Aaron Sorkin responds to critcism of The Social Network's portrayal of women - InfinityX0
http://nymag.com/daily/entertainment/2010/10/aaron_sorkin_would_like_to_go.html?mid=agenda--20101012

======
Jun8
This feel-good post really riled me up.

"More generally, I was writing about a very angry and deeply misogynistic
group of people. These aren't the cuddly nerds we made movies about in the
80's. They're very angry that the cheerleader still wants to go out with the
quarterback." This is stupid because (i) nerds were _never_ cuddly, it's just
that in the 80s Hollywood created a fantasy kid-nerd persona (e.g. _War Games_
) that was out of sync with reality, and (ii) being a frustrated nerdy guy and
being angry with the cheerleader does not make you "deeply misogynistic",
that's just being young. I was like that once, as I believe most HNers were at
one point.

* "I didn't invent the "F--k Truck", it's real and the men (boys) at the final clubs think it's what they deserve for being who they are". Yep, there's even a Wikipedia page for this bus: <http://en.wikipedia.org/wiki/Wellesley_College_Senate_bus>, it's a well known fact.
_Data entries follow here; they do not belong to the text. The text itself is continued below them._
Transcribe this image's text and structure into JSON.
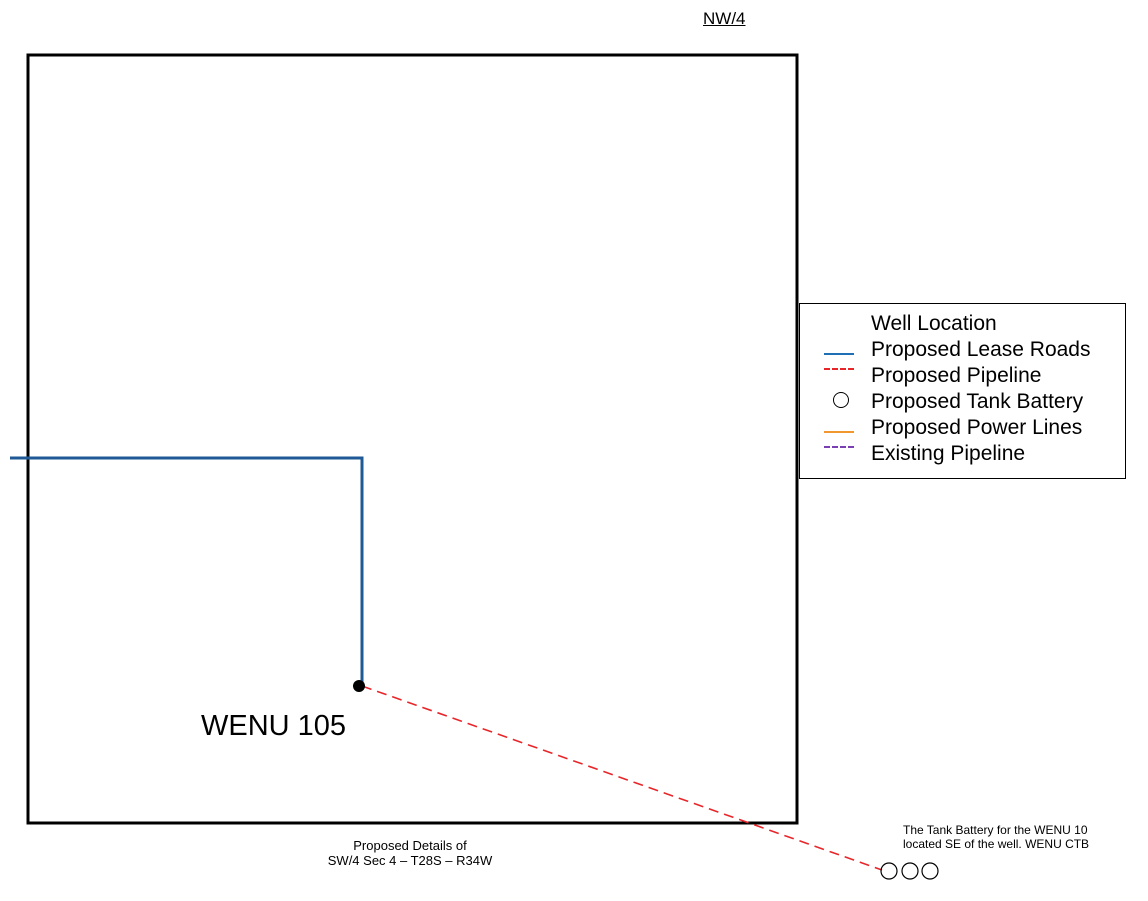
{
  "quarter_label": "NW/4",
  "well": {
    "name": "WENU 105"
  },
  "caption": {
    "line1": "Proposed Details of",
    "line2": "SW/4 Sec 4 – T28S – R34W"
  },
  "note": {
    "line1": "The Tank Battery for the WENU 10",
    "line2": "located SE of the well. WENU CTB"
  },
  "legend": {
    "items": [
      {
        "label": "Well Location",
        "symbol": "none"
      },
      {
        "label": "Proposed Lease Roads",
        "symbol": "solid-line",
        "color": "#1f6fb5"
      },
      {
        "label": "Proposed Pipeline",
        "symbol": "dashed-line",
        "color": "#e8262a"
      },
      {
        "label": "Proposed Tank Battery",
        "symbol": "circle",
        "color": "#000000"
      },
      {
        "label": "Proposed Power Lines",
        "symbol": "solid-line",
        "color": "#f2962e"
      },
      {
        "label": "Existing Pipeline",
        "symbol": "dashed-line",
        "color": "#7a3fb3"
      }
    ]
  },
  "colors": {
    "lease_road": "#1f5a96",
    "pipeline": "#e8262a",
    "boundary": "#000000",
    "well_marker": "#000000"
  }
}
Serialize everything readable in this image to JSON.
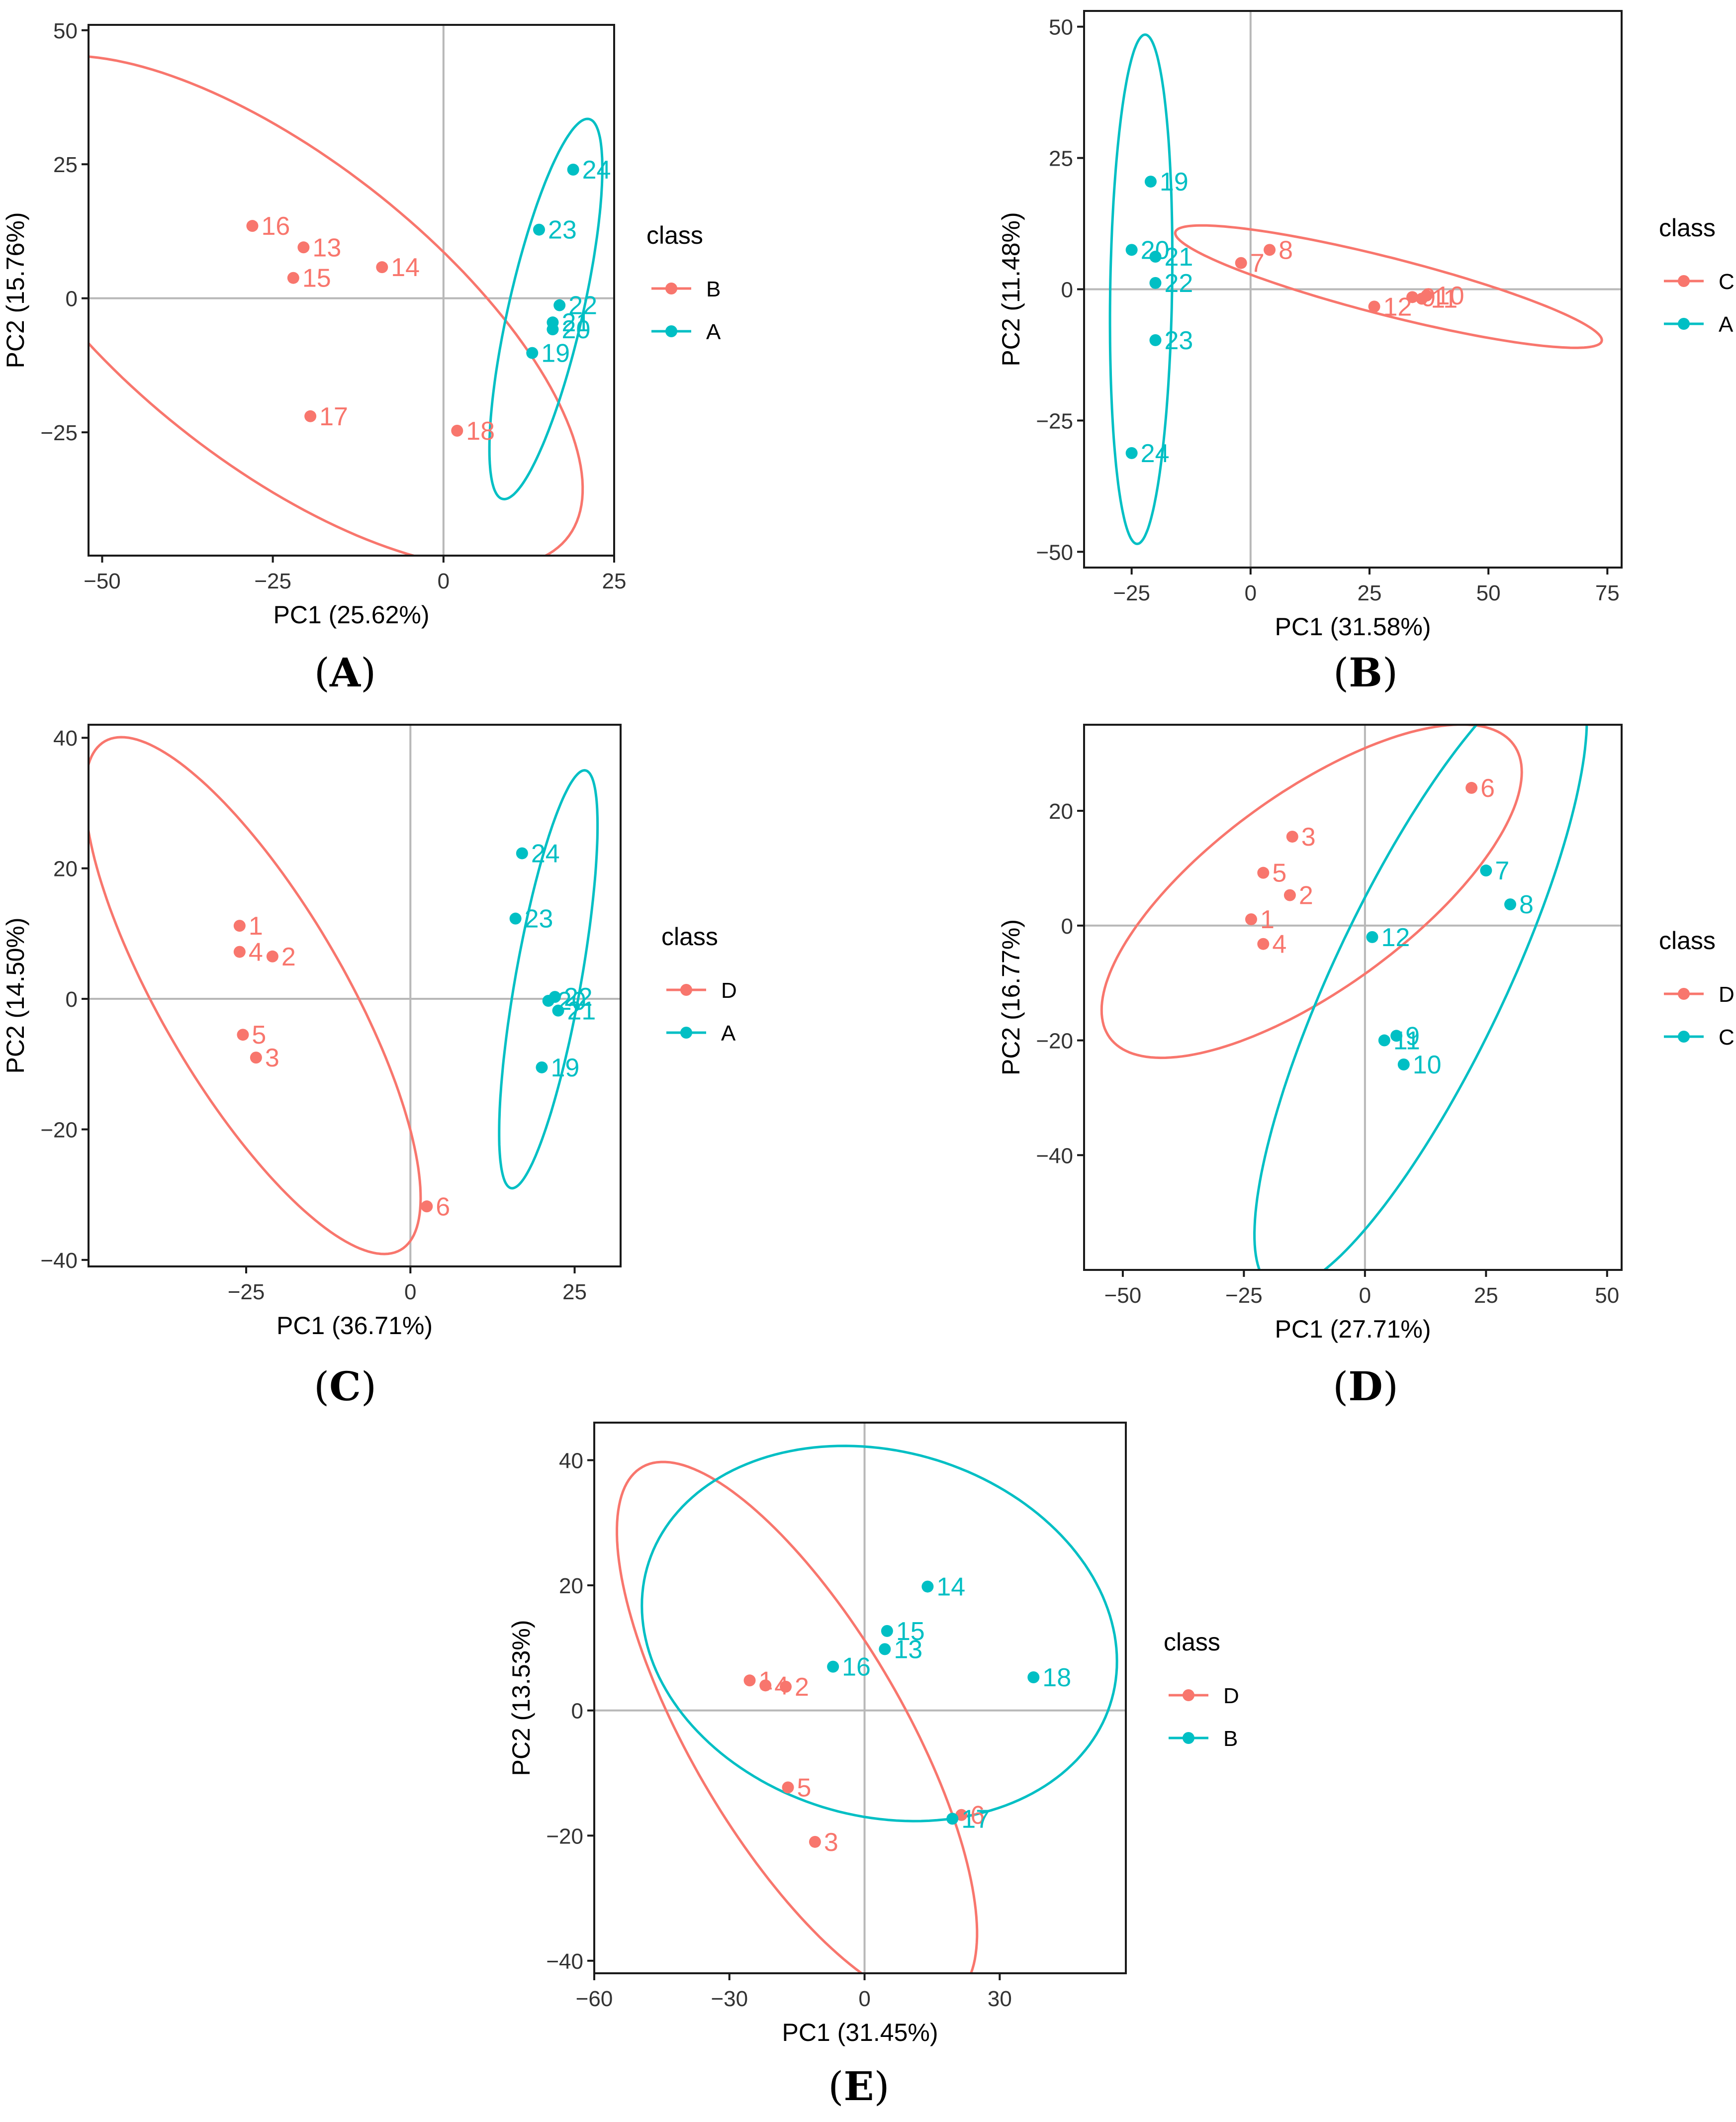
{
  "figure": {
    "colors": {
      "red": "#F8766D",
      "teal": "#00BFC4",
      "frame": "#1a1a1a",
      "zero": "#b8b8b8",
      "text": "#333333"
    },
    "legend_title": "class"
  },
  "chart_data": [
    {
      "id": "A",
      "type": "scatter",
      "caption_letter": "A",
      "xlabel": "PC1 (25.62%)",
      "ylabel": "PC2 (15.76%)",
      "xlim": [
        -52,
        25
      ],
      "ylim": [
        -48,
        51
      ],
      "xticks": [
        -50,
        -25,
        0,
        25
      ],
      "yticks": [
        50,
        25,
        0,
        -25
      ],
      "legend": [
        {
          "name": "B",
          "color": "red"
        },
        {
          "name": "A",
          "color": "teal"
        }
      ],
      "series": [
        {
          "name": "B",
          "color": "red",
          "points": [
            {
              "label": "16",
              "x": -28,
              "y": 13.5
            },
            {
              "label": "13",
              "x": -20.5,
              "y": 9.5
            },
            {
              "label": "14",
              "x": -9,
              "y": 5.8
            },
            {
              "label": "15",
              "x": -22,
              "y": 3.8
            },
            {
              "label": "17",
              "x": -19.5,
              "y": -22
            },
            {
              "label": "18",
              "x": 2,
              "y": -24.7
            }
          ],
          "ellipse": {
            "cx": -24,
            "cy": -2.5,
            "rx": 60,
            "ry": 25.5,
            "angle": -48
          }
        },
        {
          "name": "A",
          "color": "teal",
          "points": [
            {
              "label": "24",
              "x": 19,
              "y": 24
            },
            {
              "label": "23",
              "x": 14,
              "y": 12.8
            },
            {
              "label": "22",
              "x": 17,
              "y": -1.3
            },
            {
              "label": "21",
              "x": 16,
              "y": -4.5
            },
            {
              "label": "20",
              "x": 16,
              "y": -5.8
            },
            {
              "label": "19",
              "x": 13,
              "y": -10.2
            }
          ],
          "ellipse": {
            "cx": 15,
            "cy": -2,
            "rx": 36,
            "ry": 5.5,
            "angle": 80
          }
        }
      ]
    },
    {
      "id": "B",
      "type": "scatter",
      "caption_letter": "B",
      "xlabel": "PC1 (31.58%)",
      "ylabel": "PC2 (11.48%)",
      "xlim": [
        -35,
        78
      ],
      "ylim": [
        -53,
        53
      ],
      "xticks": [
        -25,
        0,
        25,
        50,
        75
      ],
      "yticks": [
        50,
        25,
        0,
        -25,
        -50
      ],
      "legend": [
        {
          "name": "C",
          "color": "red"
        },
        {
          "name": "A",
          "color": "teal"
        }
      ],
      "series": [
        {
          "name": "C",
          "color": "red",
          "points": [
            {
              "label": "7",
              "x": -2,
              "y": 5
            },
            {
              "label": "8",
              "x": 4,
              "y": 7.5
            },
            {
              "label": "12",
              "x": 26,
              "y": -3.3
            },
            {
              "label": "9",
              "x": 34,
              "y": -1.5
            },
            {
              "label": "11",
              "x": 36,
              "y": -1.8
            },
            {
              "label": "10",
              "x": 37,
              "y": -1.2
            }
          ],
          "ellipse": {
            "cx": 29,
            "cy": 0.5,
            "rx": 46,
            "ry": 5.5,
            "angle": -13
          }
        },
        {
          "name": "A",
          "color": "teal",
          "points": [
            {
              "label": "19",
              "x": -21,
              "y": 20.5
            },
            {
              "label": "20",
              "x": -25,
              "y": 7.5
            },
            {
              "label": "21",
              "x": -20,
              "y": 6.2
            },
            {
              "label": "22",
              "x": -20,
              "y": 1.2
            },
            {
              "label": "23",
              "x": -20,
              "y": -9.7
            },
            {
              "label": "24",
              "x": -25,
              "y": -31.2
            }
          ],
          "ellipse": {
            "cx": -23,
            "cy": 0,
            "rx": 48.5,
            "ry": 6.5,
            "angle": 89
          }
        }
      ]
    },
    {
      "id": "C",
      "type": "scatter",
      "caption_letter": "C",
      "xlabel": "PC1 (36.71%)",
      "ylabel": "PC2 (14.50%)",
      "xlim": [
        -49,
        32
      ],
      "ylim": [
        -41,
        42
      ],
      "xticks": [
        -25,
        0,
        25
      ],
      "yticks": [
        40,
        20,
        0,
        -20,
        -40
      ],
      "legend": [
        {
          "name": "D",
          "color": "red"
        },
        {
          "name": "A",
          "color": "teal"
        }
      ],
      "series": [
        {
          "name": "D",
          "color": "red",
          "points": [
            {
              "label": "1",
              "x": -26,
              "y": 11.2
            },
            {
              "label": "4",
              "x": -26,
              "y": 7.2
            },
            {
              "label": "2",
              "x": -21,
              "y": 6.5
            },
            {
              "label": "5",
              "x": -25.5,
              "y": -5.5
            },
            {
              "label": "3",
              "x": -23.5,
              "y": -9
            },
            {
              "label": "6",
              "x": 2.5,
              "y": -31.8
            }
          ],
          "ellipse": {
            "cx": -24,
            "cy": 0.5,
            "rx": 45,
            "ry": 14,
            "angle": -60
          }
        },
        {
          "name": "A",
          "color": "teal",
          "points": [
            {
              "label": "24",
              "x": 17,
              "y": 22.3
            },
            {
              "label": "23",
              "x": 16,
              "y": 12.3
            },
            {
              "label": "22",
              "x": 22,
              "y": 0.3
            },
            {
              "label": "20",
              "x": 21,
              "y": -0.3
            },
            {
              "label": "21",
              "x": 22.5,
              "y": -1.8
            },
            {
              "label": "19",
              "x": 20,
              "y": -10.5
            }
          ],
          "ellipse": {
            "cx": 21,
            "cy": 3,
            "rx": 32.5,
            "ry": 5,
            "angle": 80
          }
        }
      ]
    },
    {
      "id": "D",
      "type": "scatter",
      "caption_letter": "D",
      "xlabel": "PC1 (27.71%)",
      "ylabel": "PC2 (16.77%)",
      "xlim": [
        -58,
        53
      ],
      "ylim": [
        -60,
        35
      ],
      "xticks": [
        -50,
        -25,
        0,
        25,
        50
      ],
      "yticks": [
        20,
        0,
        -20,
        -40
      ],
      "legend": [
        {
          "name": "D",
          "color": "red"
        },
        {
          "name": "C",
          "color": "teal"
        }
      ],
      "series": [
        {
          "name": "D",
          "color": "red",
          "points": [
            {
              "label": "6",
              "x": 22,
              "y": 24
            },
            {
              "label": "3",
              "x": -15,
              "y": 15.5
            },
            {
              "label": "5",
              "x": -21,
              "y": 9.2
            },
            {
              "label": "2",
              "x": -15.5,
              "y": 5.3
            },
            {
              "label": "1",
              "x": -23.5,
              "y": 1.1
            },
            {
              "label": "4",
              "x": -21,
              "y": -3.2
            }
          ],
          "ellipse": {
            "cx": -11,
            "cy": 6,
            "rx": 49,
            "ry": 18,
            "angle": 30
          }
        },
        {
          "name": "C",
          "color": "teal",
          "points": [
            {
              "label": "7",
              "x": 25,
              "y": 9.6
            },
            {
              "label": "8",
              "x": 30,
              "y": 3.7
            },
            {
              "label": "12",
              "x": 1.5,
              "y": -2
            },
            {
              "label": "9",
              "x": 6.5,
              "y": -19.2
            },
            {
              "label": "11",
              "x": 4,
              "y": -20
            },
            {
              "label": "10",
              "x": 8,
              "y": -24.2
            }
          ],
          "ellipse": {
            "cx": 11.5,
            "cy": -9,
            "rx": 62,
            "ry": 17,
            "angle": 60
          }
        }
      ]
    },
    {
      "id": "E",
      "type": "scatter",
      "caption_letter": "E",
      "xlabel": "PC1 (31.45%)",
      "ylabel": "PC2 (13.53%)",
      "xlim": [
        -60,
        58
      ],
      "ylim": [
        -42,
        46
      ],
      "xticks": [
        -60,
        -30,
        0,
        30
      ],
      "yticks": [
        40,
        20,
        0,
        -20,
        -40
      ],
      "legend": [
        {
          "name": "D",
          "color": "red"
        },
        {
          "name": "B",
          "color": "teal"
        }
      ],
      "series": [
        {
          "name": "D",
          "color": "red",
          "points": [
            {
              "label": "1",
              "x": -25.5,
              "y": 4.8
            },
            {
              "label": "4",
              "x": -22,
              "y": 4
            },
            {
              "label": "2",
              "x": -17.5,
              "y": 3.8
            },
            {
              "label": "5",
              "x": -17,
              "y": -12.3
            },
            {
              "label": "3",
              "x": -11,
              "y": -21
            },
            {
              "label": "6",
              "x": 21.5,
              "y": -16.7
            }
          ],
          "ellipse": {
            "cx": -15,
            "cy": -3.5,
            "rx": 55,
            "ry": 21,
            "angle": -48
          }
        },
        {
          "name": "B",
          "color": "teal",
          "points": [
            {
              "label": "14",
              "x": 14,
              "y": 19.8
            },
            {
              "label": "15",
              "x": 5,
              "y": 12.7
            },
            {
              "label": "13",
              "x": 4.5,
              "y": 9.8
            },
            {
              "label": "16",
              "x": -7,
              "y": 7
            },
            {
              "label": "18",
              "x": 37.5,
              "y": 5.3
            },
            {
              "label": "17",
              "x": 19.5,
              "y": -17.3
            }
          ],
          "ellipse": {
            "cx": 3.3,
            "cy": 12.3,
            "rx": 53,
            "ry": 29.5,
            "angle": -7
          }
        }
      ]
    }
  ]
}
In the end, what is Sorkin trying to prove or apologize for. That the stuff
depicted in the movie was totally fictional (it wasn't)? That even if it's
real we shouldn't make movies about this sort of thing? (Then how are we
categorically different than, say, China or Iran?)

Look, all the girls (and boys) who partake in these activities are adults and
over 18, what they do is their decision. If they want to blow Zuck in the
restroom that's OK, nobody's forcing them to do it.